The value of FuboTV shares surged by roughly one quarter in after-market stock trading action yesterday after the company reported that it doubled both its subscriber base and revenues compared to a year ago as its streaming service continues to attract sports fans.
By the end of the first quarter, FuboTV’s revenues landed at $119.7 million for a 135% jump compared to a year ago, while the number of subscribers moved 105% higher to 590,000. Both figures surpassed analysts’ estimates for the quarter, as the consensus revenue forecast saw Fubo’s top-line landing at $103.9 million by the end of the three-month period.
Meanwhile, on a quarter-on-quarter basis, FuboTV managed to add 43,000 new subscribers to its platform while the average revenue per user grew from $54.16 last year to $69.09 by the end of March 2021.
Moreover, the business’ adjusted contribution margin, a measure that tracks the gross proceeds obtained by the firm after deducting the cost of broadcasting rights, moved 230 basis points higher to 5.3% as advertising revenue for the period more than tripled, landing at $12.6 million.
Finally, the company, which has been deemed by some as the Netflix (NFLX) of sports, reported a net loss of $70.2 million, which is higher than the $66.6 million the firm shed a year ago but lower when compared to revenues as the net loss margin was cut by more than half from 130.5% to 58.6%.

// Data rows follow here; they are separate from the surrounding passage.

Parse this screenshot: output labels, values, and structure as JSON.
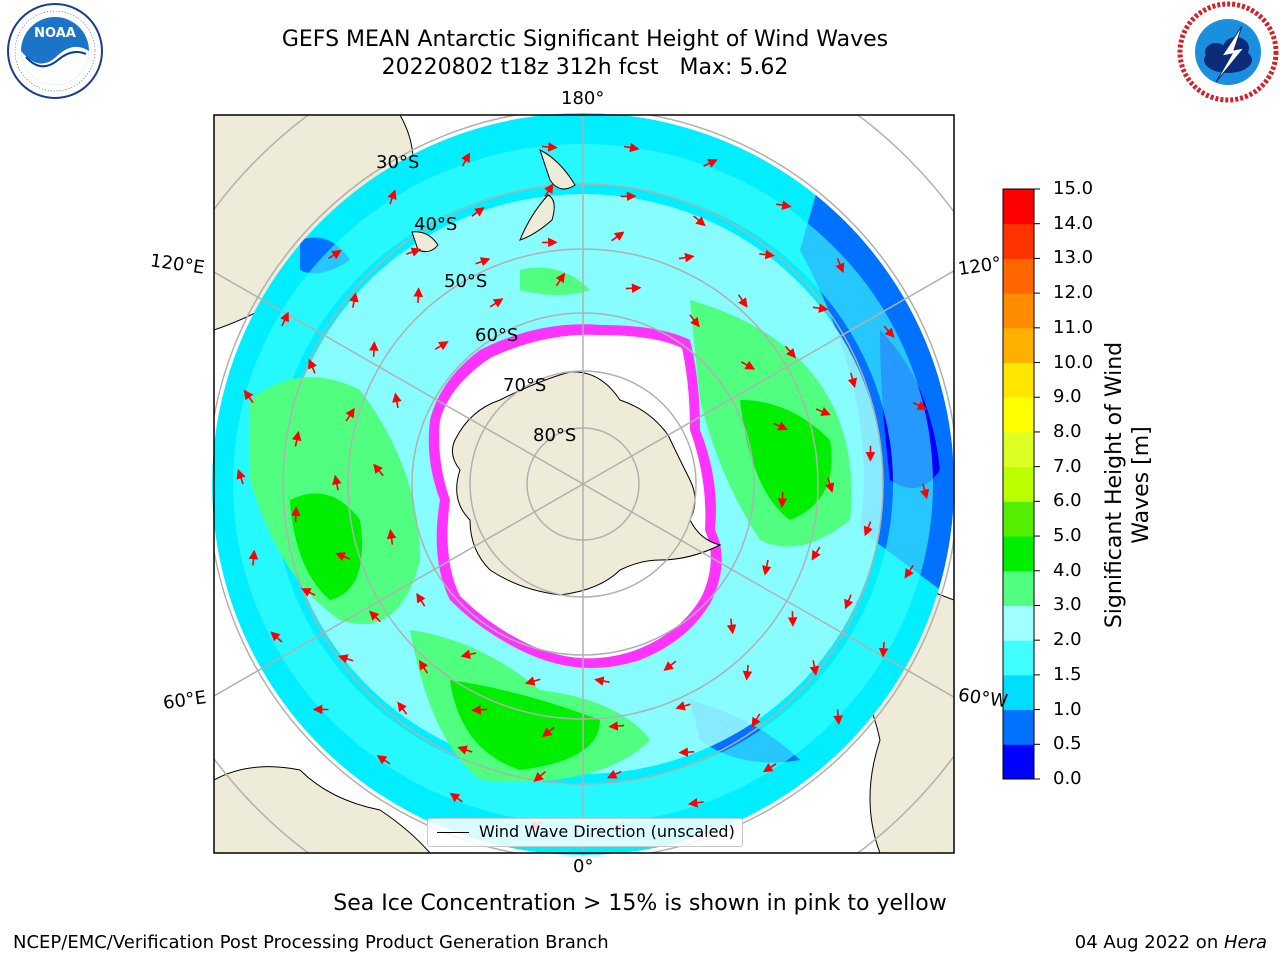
{
  "header": {
    "title_line1": "GEFS MEAN Antarctic Significant Height of Wind Waves",
    "title_line2": "20220802 t18z 312h fcst   Max: 5.62"
  },
  "logos": {
    "left": {
      "name": "noaa-logo",
      "text": "NOAA",
      "ring_text": "NATIONAL OCEANIC AND ATMOSPHERIC ADMINISTRATION · U.S. DEPARTMENT OF COMMERCE"
    },
    "right": {
      "name": "nws-logo",
      "ring_text": "NATIONAL WEATHER SERVICE"
    }
  },
  "map": {
    "projection": "south-polar-stereographic",
    "lon_labels": {
      "top": "180°",
      "bottom": "0°",
      "left_upper": "120°E",
      "left_lower": "60°E",
      "right_upper": "120°",
      "right_lower": "60°W"
    },
    "lat_labels": [
      "30°S",
      "40°S",
      "50°S",
      "60°S",
      "70°S",
      "80°S"
    ],
    "legend": {
      "label": "Wind Wave Direction (unscaled)"
    },
    "colors": {
      "land": "#eeebd8",
      "ice_edge": "#ff33ff",
      "arrows": "#ff0000",
      "grid": "#b0b0b0"
    }
  },
  "colorbar": {
    "label_line1": "Significant Height of Wind",
    "label_line2": "Waves [m]",
    "ticks": [
      "0.0",
      "0.5",
      "1.0",
      "1.5",
      "2.0",
      "3.0",
      "4.0",
      "5.0",
      "6.0",
      "7.0",
      "8.0",
      "9.0",
      "10.0",
      "11.0",
      "12.0",
      "13.0",
      "14.0",
      "15.0"
    ],
    "colors": [
      "#0000ff",
      "#0072ff",
      "#00ddff",
      "#40ffff",
      "#a0ffff",
      "#50ff80",
      "#00ee00",
      "#55ee00",
      "#bbff00",
      "#ddff22",
      "#ffff00",
      "#ffe600",
      "#ffb000",
      "#ff8c00",
      "#ff6600",
      "#ff3300",
      "#ff0000"
    ]
  },
  "notes": {
    "sea_ice": "Sea Ice Concentration > 15% is shown in pink to yellow"
  },
  "footer": {
    "left": "NCEP/EMC/Verification Post Processing Product Generation Branch",
    "right_date": "04 Aug 2022 on ",
    "right_machine": "Hera"
  }
}
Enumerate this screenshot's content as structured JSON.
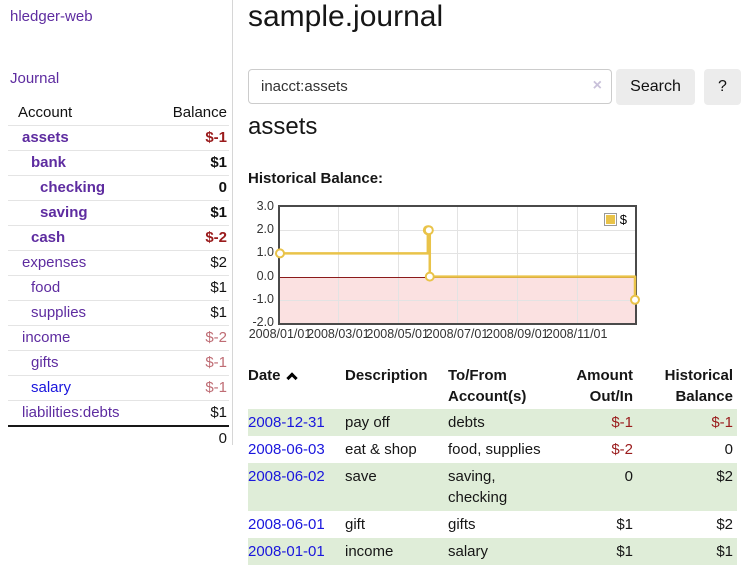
{
  "app": {
    "brand": "hledger-web",
    "nav_journal": "Journal"
  },
  "colors": {
    "link_purple": "#5e2ca0",
    "link_blue": "#1a16dd",
    "neg_strong": "#9a1b1c",
    "neg_soft": "#bf6c74",
    "row_green": "#dfedd8",
    "chart_gold": "#e9c349",
    "chart_pink": "#fbe1e1",
    "zero_line": "#8b1a1a",
    "grid_line": "#e3e3e3",
    "plot_border": "#4a4a4a",
    "clear_icon": "#c9c1da",
    "button_bg": "#ececec"
  },
  "sidebar": {
    "accounts_header": {
      "account": "Account",
      "balance": "Balance"
    },
    "accounts": [
      {
        "name": "assets",
        "balance": "$-1",
        "depth": 1,
        "bold": true,
        "neg": "strong"
      },
      {
        "name": "bank",
        "balance": "$1",
        "depth": 2,
        "bold": true,
        "neg": "none"
      },
      {
        "name": "checking",
        "balance": "0",
        "depth": 3,
        "bold": true,
        "neg": "none"
      },
      {
        "name": "saving",
        "balance": "$1",
        "depth": 3,
        "bold": true,
        "neg": "none"
      },
      {
        "name": "cash",
        "balance": "$-2",
        "depth": 2,
        "bold": true,
        "neg": "strong"
      },
      {
        "name": "expenses",
        "balance": "$2",
        "depth": 1,
        "bold": false,
        "neg": "none"
      },
      {
        "name": "food",
        "balance": "$1",
        "depth": 2,
        "bold": false,
        "neg": "none"
      },
      {
        "name": "supplies",
        "balance": "$1",
        "depth": 2,
        "bold": false,
        "neg": "none"
      },
      {
        "name": "income",
        "balance": "$-2",
        "depth": 1,
        "bold": false,
        "neg": "soft"
      },
      {
        "name": "gifts",
        "balance": "$-1",
        "depth": 2,
        "bold": false,
        "neg": "soft"
      },
      {
        "name": "salary",
        "balance": "$-1",
        "depth": 2,
        "bold": false,
        "neg": "soft",
        "unvisited": true
      },
      {
        "name": "liabilities:debts",
        "balance": "$1",
        "depth": 1,
        "bold": false,
        "neg": "none"
      }
    ],
    "total": "0"
  },
  "header": {
    "title": "sample.journal"
  },
  "search": {
    "value": "inacct:assets",
    "clear_icon": "×",
    "button": "Search",
    "help_button": "?"
  },
  "account_page": {
    "title": "assets",
    "chart_label": "Historical Balance:"
  },
  "chart_data": {
    "type": "line",
    "step": true,
    "title": "Historical Balance",
    "xlabel": "",
    "ylabel": "",
    "grid": true,
    "legend_position": "top-right",
    "xlim": [
      "2008-01-01",
      "2008-12-31"
    ],
    "ylim": [
      -2,
      3
    ],
    "x_ticks": [
      "2008/01/01",
      "2008/03/01",
      "2008/05/01",
      "2008/07/01",
      "2008/09/01",
      "2008/11/01"
    ],
    "y_ticks": [
      "3.0",
      "2.0",
      "1.0",
      "0.0",
      "-1.0",
      "-2.0"
    ],
    "series": [
      {
        "name": "$",
        "color": "#e9c349",
        "points": [
          [
            "2008-01-01",
            1
          ],
          [
            "2008-06-01",
            2
          ],
          [
            "2008-06-02",
            2
          ],
          [
            "2008-06-03",
            0
          ],
          [
            "2008-12-31",
            -1
          ]
        ]
      }
    ]
  },
  "transactions": {
    "columns": [
      {
        "label": "Date",
        "sorted": "asc"
      },
      {
        "label": "Description"
      },
      {
        "label": "To/From\nAccount(s)"
      },
      {
        "label": "Amount\nOut/In",
        "align": "right"
      },
      {
        "label": "Historical\nBalance",
        "align": "right"
      }
    ],
    "rows": [
      {
        "date": "2008-12-31",
        "description": "pay off",
        "to_from": "debts",
        "amount": "$-1",
        "amount_negative": true,
        "balance": "$-1",
        "balance_negative": true
      },
      {
        "date": "2008-06-03",
        "description": "eat & shop",
        "to_from": "food, supplies",
        "amount": "$-2",
        "amount_negative": true,
        "balance": "0",
        "balance_negative": false
      },
      {
        "date": "2008-06-02",
        "description": "save",
        "to_from": "saving,\nchecking",
        "amount": "0",
        "amount_negative": false,
        "balance": "$2",
        "balance_negative": false
      },
      {
        "date": "2008-06-01",
        "description": "gift",
        "to_from": "gifts",
        "amount": "$1",
        "amount_negative": false,
        "balance": "$2",
        "balance_negative": false
      },
      {
        "date": "2008-01-01",
        "description": "income",
        "to_from": "salary",
        "amount": "$1",
        "amount_negative": false,
        "balance": "$1",
        "balance_negative": false
      }
    ]
  }
}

In regards to the future, the management team raised its guidance for both the next quarter and for the full 2021 fiscal year amid what the company’s Chief Executive David Gandler qualified as an “inflection point” for the business, with sales expected to land at $530 million for the year – a 78% in the firm’s previous guidance – while subscribership is expected to jump to 850,000 users for a 40% increase compared to the management’s past forecasts.

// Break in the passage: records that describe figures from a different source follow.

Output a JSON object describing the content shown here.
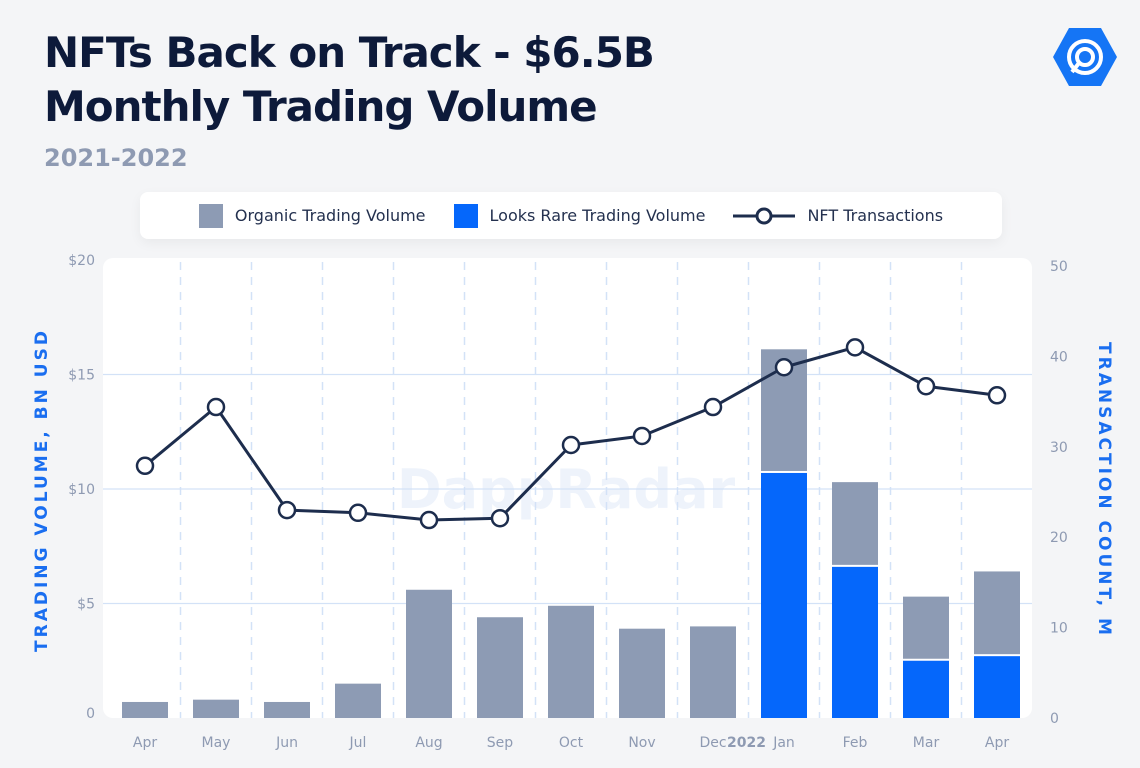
{
  "title_line1": "NFTs Back on Track - $6.5B",
  "title_line2": "Monthly Trading Volume",
  "subtitle": "2021-2022",
  "logo_icon": "dappradar-logo-icon",
  "watermark": "DappRadar",
  "colors": {
    "organic": "#8d9bb4",
    "looksrare": "#0567fb",
    "line": "#1d2d4d",
    "axis_title": "#1a6ef0",
    "grid": "#d3e2f7"
  },
  "chart_data": {
    "type": "bar",
    "stacked": true,
    "categories": [
      "Apr",
      "May",
      "Jun",
      "Jul",
      "Aug",
      "Sep",
      "Oct",
      "Nov",
      "Dec",
      "Jan",
      "Feb",
      "Mar",
      "Apr"
    ],
    "year_marker": {
      "label": "2022",
      "before_category": "Jan"
    },
    "series": [
      {
        "name": "Organic Trading Volume",
        "type": "bar",
        "axis": "left",
        "values": [
          0.7,
          0.8,
          0.7,
          1.5,
          5.6,
          4.4,
          4.9,
          3.9,
          4.0,
          5.4,
          3.7,
          2.8,
          3.7
        ]
      },
      {
        "name": "Looks Rare Trading Volume",
        "type": "bar",
        "axis": "left",
        "values": [
          0,
          0,
          0,
          0,
          0,
          0,
          0,
          0,
          0,
          10.7,
          6.6,
          2.5,
          2.7
        ]
      },
      {
        "name": "NFT Transactions",
        "type": "line",
        "axis": "right",
        "values": [
          27.9,
          34.4,
          23.0,
          22.7,
          21.9,
          22.1,
          30.2,
          31.2,
          34.4,
          38.8,
          41.0,
          36.7,
          35.7
        ]
      }
    ],
    "ylabel": "TRADING VOLUME, BN USD",
    "ylim": [
      0,
      20
    ],
    "yticks": [
      "0",
      "$5",
      "$10",
      "$15",
      "$20"
    ],
    "ylabel_right": "TRANSACTION COUNT, M",
    "ylim_right": [
      0,
      50
    ],
    "yticks_right": [
      "0",
      "10",
      "20",
      "30",
      "40",
      "50"
    ],
    "grid": true,
    "legend": "top"
  }
}
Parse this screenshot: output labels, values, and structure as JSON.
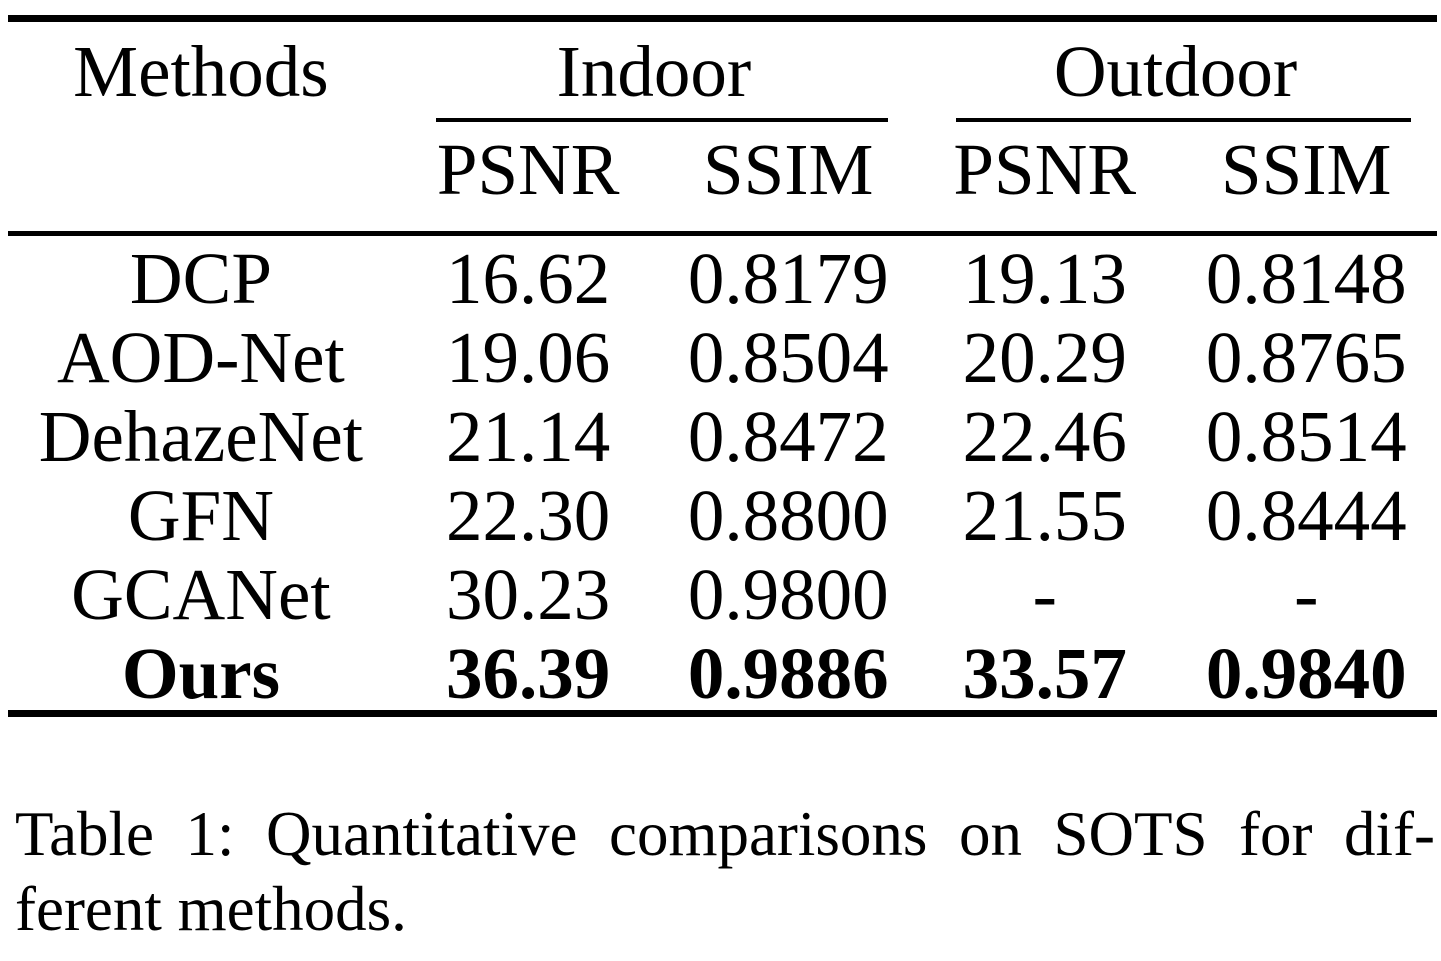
{
  "table": {
    "header": {
      "methods": "Methods",
      "groups": [
        {
          "label": "Indoor",
          "cols": [
            "PSNR",
            "SSIM"
          ]
        },
        {
          "label": "Outdoor",
          "cols": [
            "PSNR",
            "SSIM"
          ]
        }
      ]
    },
    "rows": [
      {
        "method": "DCP",
        "values": [
          "16.62",
          "0.8179",
          "19.13",
          "0.8148"
        ],
        "bold": false
      },
      {
        "method": "AOD-Net",
        "values": [
          "19.06",
          "0.8504",
          "20.29",
          "0.8765"
        ],
        "bold": false
      },
      {
        "method": "DehazeNet",
        "values": [
          "21.14",
          "0.8472",
          "22.46",
          "0.8514"
        ],
        "bold": false
      },
      {
        "method": "GFN",
        "values": [
          "22.30",
          "0.8800",
          "21.55",
          "0.8444"
        ],
        "bold": false
      },
      {
        "method": "GCANet",
        "values": [
          "30.23",
          "0.9800",
          "-",
          "-"
        ],
        "bold": false
      },
      {
        "method": "Ours",
        "values": [
          "36.39",
          "0.9886",
          "33.57",
          "0.9840"
        ],
        "bold": true
      }
    ]
  },
  "caption": {
    "line1": "Table 1: Quantitative comparisons on SOTS for dif-",
    "line2": "ferent methods."
  },
  "colors": {
    "text": "#000000",
    "background": "#ffffff",
    "rule": "#000000"
  }
}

These results appear to have dazzled investors, as shares of the sports streaming company surged 22.5% at $21.65 after the report was published, following a positive session that ended with an 8% leap in the stock price as well.

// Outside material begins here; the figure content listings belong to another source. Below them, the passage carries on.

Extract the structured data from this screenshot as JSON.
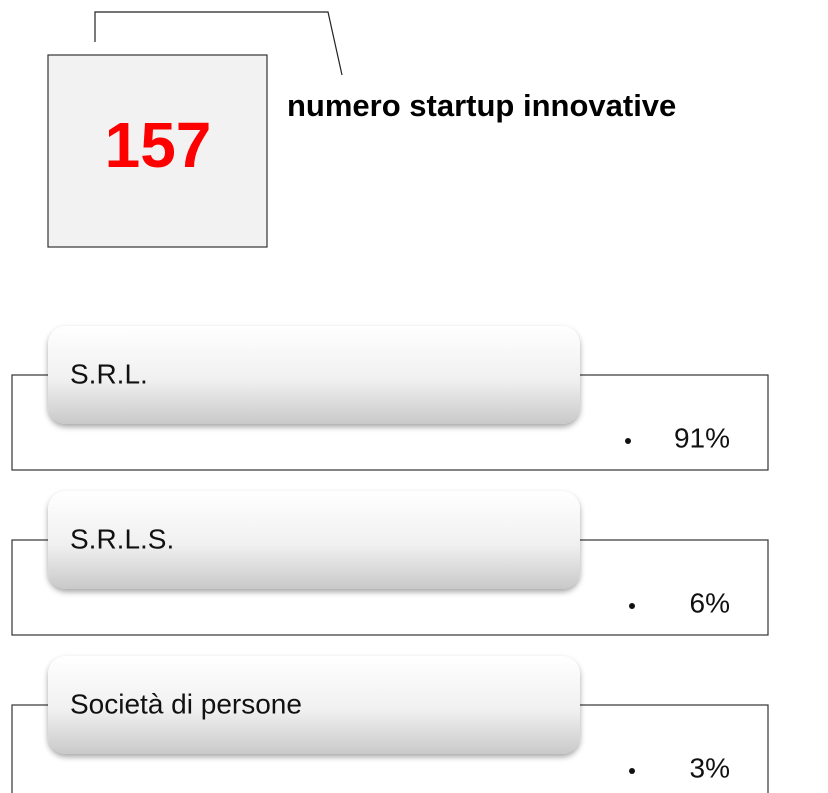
{
  "header": {
    "count": "157",
    "caption": "numero startup innovative"
  },
  "items": [
    {
      "label": "S.R.L.",
      "value": "91%"
    },
    {
      "label": "S.R.L.S.",
      "value": "6%"
    },
    {
      "label": "Società di persone",
      "value": "3%"
    }
  ]
}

FuboTV secures rights to stream World Cup qualifying games
Among other interesting news, FuboTV announced that it acquired exclusive streaming rights for an event that they believe is “one of the most popular World cup qualifying tournaments”, which is the CONMEBOL Qatar World Cup 2022 qualifiers.
The CONMEBOL is a South American entity that organizes competitions among local clubs and national teams within the continent, including World Cup qualifiers. According to Fubo, many of the world’s top soccer stars including Lionel Messi and Neymar compete in these qualifying rounds and they attract significant viewership while they highlighted that these matches are followed by both English and Spanish-speaking audiences.
The company expects that streaming these qualifiers could help them attract more new subscribers to the platform while also strengthening engagement levels and monetization efforts via higher advertising revenue. Additionally, the company stated that this is an important investment that paves the way for the upcoming World Cup.
FuboTV is also planning to introduce a sports betting service by the fourth quarter of this year upon securing regulatory approval along with introducing a free-to-play gaming feature.
What’s next for FuboTV shares?
If we include today’s 20% leap to estimate the total market capitalization of the firm, the value of FuboTV’s equity would be propelled to $2.8 billion at least. Meanwhile, based on the management’s 2021 guidance, the forward price-to-sales (P/S) ratio for the firm would land at 5.2.
Although we cannot predict if FuboTV will continue to grow in the near future at the same pace it did in this past quarter, if we estimate that its subscriber base will grow at a slower rate of 50% per year from 2021 to 2023 while the average revenue per user keeps moving higher at a rate of 25% per year – in line with historical trends – we could see Fubo’s 12-month revenues landing above the $1 billion mark by the first quarter of 2023.
That results in a forward P/S ratio of 2.8 that is quite conservative for a firm growing at this speed. That particular forecast explains why the market is so excited about the stock after this report was published while the price action could get even wilder once the bell opens as the future looks bright for this sports streaming company.